Hair porosity 101

What is hair porosity? Why is it important and what products will work for my hair? These are just some of the questions fellow curlies tend to ask while figuring out the porosity game.


Hair porosity refers to how the cuticle lies along the hair shaft and how your hair is able to retain water. This can dictate how well products work on your hair. There are three types of porosity levels. Low, normal and high.


Normal Porosity means your hair is nicely in the middle, working out fine and is doing its own thing. You don’t really notice any problems and your hair seems to be loving what you do. High and low porosity is where the problems lie.


Low Porosity also know as protein sensitive hair, means your hair cuticles are extremely closed and is hard for moisture to be let in.

  • Products normally sit on the hair causing a lot of product build up
  • Your hair will normally take a while to get fully wet. You may notice little water beads of your hair while washing. This shows how hard water is working to get into your hair cuticles
  • Your hair may also take a long time to dry
  • Using thick products may make your hair feel greasy


Having High Porosity hair means your hair cuticles are fully open and can absorb moisture really easily but does not retain moisture. So easy in, easy out! This hair type also loves protein.

  • Hair cuticles are normally damaged or hair has been chemically processed, hence why they are fully open
  • Your hair may tangle really easily because all the cuticles are getting caught on to each other
  • Your hair can tend to dry extremely fast
  • Hair may always be frizzy
  • Products such as lotions and milks may not work as well as heavier products

It can get confusing as sometimes you can find yourself in-between all porosities, so there are a few test that you can try.


Take a cup of water and a clean piece of hair and place into the water for 2-4 minutes. If your hair is floating, then you have low porosity hair. If it’s normal, then the strand will be floating in the middle. If the strand has sunk to the bottom of the glass, then you have high porosity hair.


Try spraying your hair with warm water. If you notice beads of water sitting on your hair, then you have low porosity hair. The moisture is just sitting there and not being let in. If you spray your hair and the water instantly absorbs, then you have high porosity hair as your cuticles are open.

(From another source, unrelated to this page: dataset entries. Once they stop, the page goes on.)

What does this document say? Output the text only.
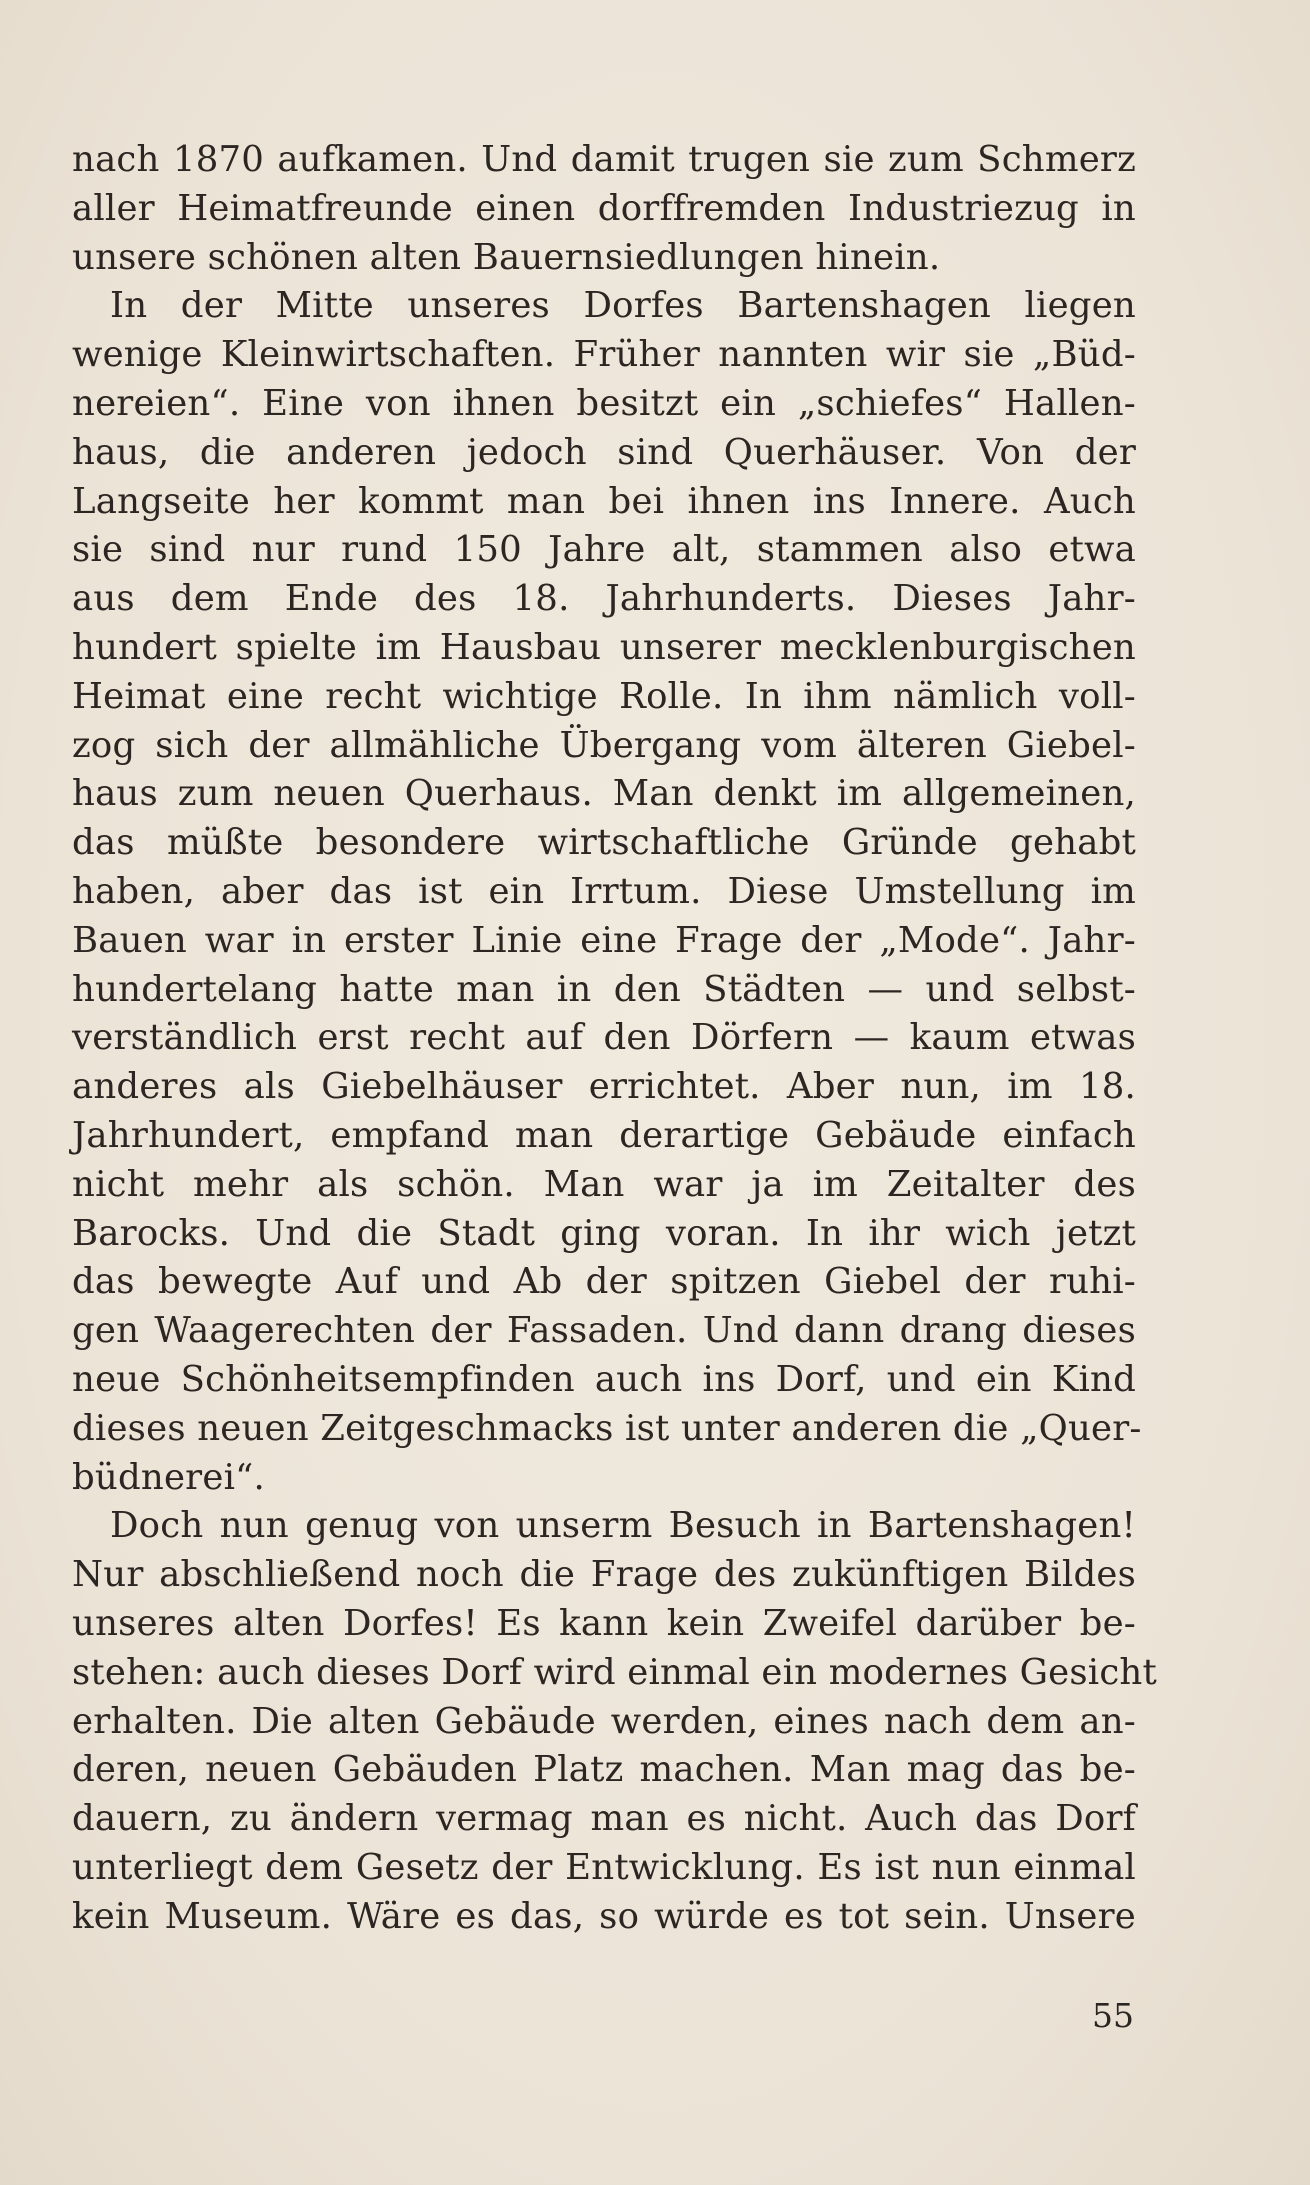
nach 1870 aufkamen. Und damit trugen sie zum Schmerz
aller Heimatfreunde einen dorffremden Industriezug in
unsere schönen alten Bauernsiedlungen hinein.
In der Mitte unseres Dorfes Bartenshagen liegen
wenige Kleinwirtschaften. Früher nannten wir sie „Büd-
nereien“. Eine von ihnen besitzt ein „schiefes“ Hallen-
haus, die anderen jedoch sind Querhäuser. Von der
Langseite her kommt man bei ihnen ins Innere. Auch
sie sind nur rund 150 Jahre alt, stammen also etwa
aus dem Ende des 18. Jahrhunderts. Dieses Jahr-
hundert spielte im Hausbau unserer mecklenburgischen
Heimat eine recht wichtige Rolle. In ihm nämlich voll-
zog sich der allmähliche Übergang vom älteren Giebel-
haus zum neuen Querhaus. Man denkt im allgemeinen,
das müßte besondere wirtschaftliche Gründe gehabt
haben, aber das ist ein Irrtum. Diese Umstellung im
Bauen war in erster Linie eine Frage der „Mode“. Jahr-
hundertelang hatte man in den Städten — und selbst-
verständlich erst recht auf den Dörfern — kaum etwas
anderes als Giebelhäuser errichtet. Aber nun, im 18.
Jahrhundert, empfand man derartige Gebäude einfach
nicht mehr als schön. Man war ja im Zeitalter des
Barocks. Und die Stadt ging voran. In ihr wich jetzt
das bewegte Auf und Ab der spitzen Giebel der ruhi-
gen Waagerechten der Fassaden. Und dann drang dieses
neue Schönheitsempfinden auch ins Dorf, und ein Kind
dieses neuen Zeitgeschmacks ist unter anderen die „Quer-
büdnerei“.
Doch nun genug von unserm Besuch in Bartenshagen!
Nur abschließend noch die Frage des zukünftigen Bildes
unseres alten Dorfes! Es kann kein Zweifel darüber be-
stehen: auch dieses Dorf wird einmal ein modernes Gesicht
erhalten. Die alten Gebäude werden, eines nach dem an-
deren, neuen Gebäuden Platz machen. Man mag das be-
dauern, zu ändern vermag man es nicht. Auch das Dorf
unterliegt dem Gesetz der Entwicklung. Es ist nun einmal
kein Museum. Wäre es das, so würde es tot sein. Unsere
55
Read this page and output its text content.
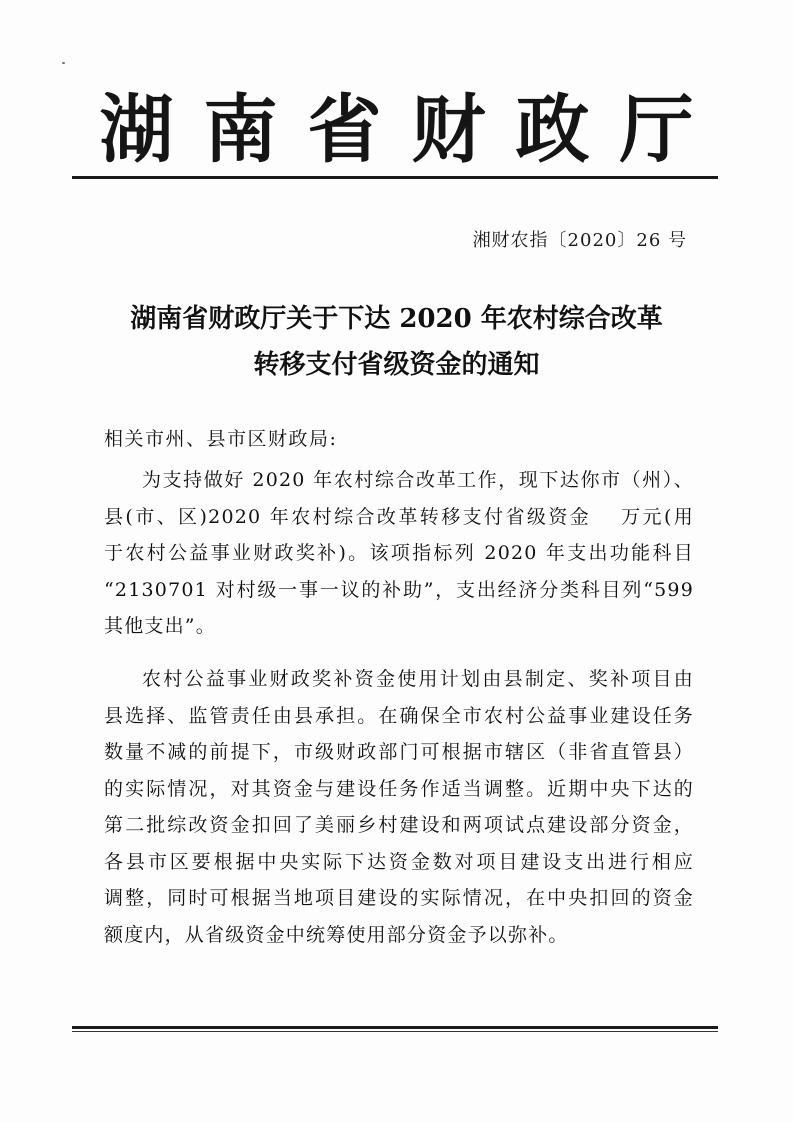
湖南省财政厅
湘财农指〔2020〕26 号
湖南省财政厅关于下达 2020 年农村综合改革
转移支付省级资金的通知
相关市州、县市区财政局:
为支持做好 2020 年农村综合改革工作，现下达你市（州）、
县(市、区)2020 年农村综合改革转移支付省级资金　 万元(用
于农村公益事业财政奖补)。该项指标列 2020 年支出功能科目
“2130701 对村级一事一议的补助”，支出经济分类科目列“599
其他支出”。
农村公益事业财政奖补资金使用计划由县制定、奖补项目由
县选择、监管责任由县承担。在确保全市农村公益事业建设任务
数量不减的前提下，市级财政部门可根据市辖区（非省直管县）
的实际情况，对其资金与建设任务作适当调整。近期中央下达的
第二批综改资金扣回了美丽乡村建设和两项试点建设部分资金，
各县市区要根据中央实际下达资金数对项目建设支出进行相应
调整，同时可根据当地项目建设的实际情况，在中央扣回的资金
额度内，从省级资金中统筹使用部分资金予以弥补。
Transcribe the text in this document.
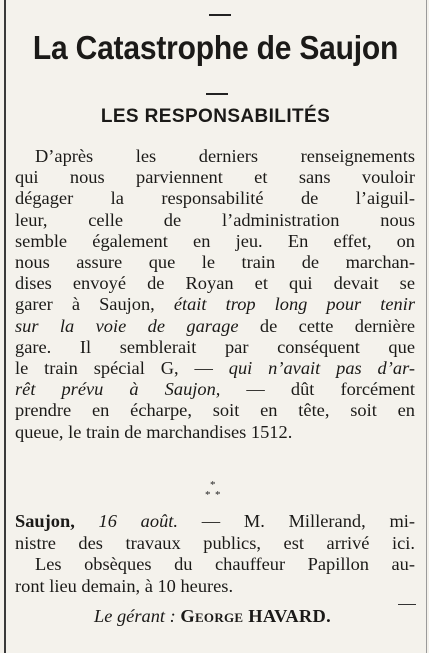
La Catastrophe de Saujon
LES RESPONSABILITÉS
D’après les derniers renseignements
qui nous parviennent et sans vouloir
dégager la responsabilité de l’aiguil-
leur, celle de l’administration nous
semble également en jeu. En effet, on
nous assure que le train de marchan-
dises envoyé de Royan et qui devait se
garer à Saujon, était trop long pour tenir
sur la voie de garage de cette dernière
gare. Il semblerait par conséquent que
le train spécial G, — qui n’avait pas d’ar-
rêt prévu à Saujon, — dût forcément
prendre en écharpe, soit en tête, soit en
queue, le train de marchandises 1512.
*
* *
Saujon, 16 août. — M. Millerand, mi-
nistre des travaux publics, est arrivé ici.
Les obsèques du chauffeur Papillon au-
ront lieu demain, à 10 heures.
Le gérant : George HAVARD.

  • Use heat when deep conditioning. This will help open your cuticles
  • Washing your hair with warm/hot water will also help open up your curly strands
  • You could also try heating up your deep conditioner before applying to your hair after shampooing
  • Using lighter products like Argan, Sweet Almond and Grape Seed Oils work best for low porosity hair. Hair milks and lotions are also light weight too
  • Applying an ACV – Apple Cider Vinegar rinse every so often will help cleanse the scalp and get rid of any product build up
  • Apply products to damp (not extremely wet) hair


  • Keep your hair soaking wet when apply hair products like conditioners
  • Layering products is an effective way of keeping the moisture in. For example, using a leave-in, butter/cream and oil. This will really give your hair the moisture that it needs. Every hair type is different, so if all three is a little too much, then try two
  • Air drying should work best as high porosity hair tends to dry quickly
  • Rinsing your hair with cold water while in the shower will close your cuticles and keep the moisture in a little longer, especially after deep conditioning
  • Heavier products work best for high porosity hair. Products like butters and creams, and oils like Coconut, Jojoba and Aloe Vera Gel work well

It’s all about trial and error when it comes to figuring out what your hair likes and doesn’t like. Did you do the porosity test? What products do you use? Lets help each other out and start a discussion?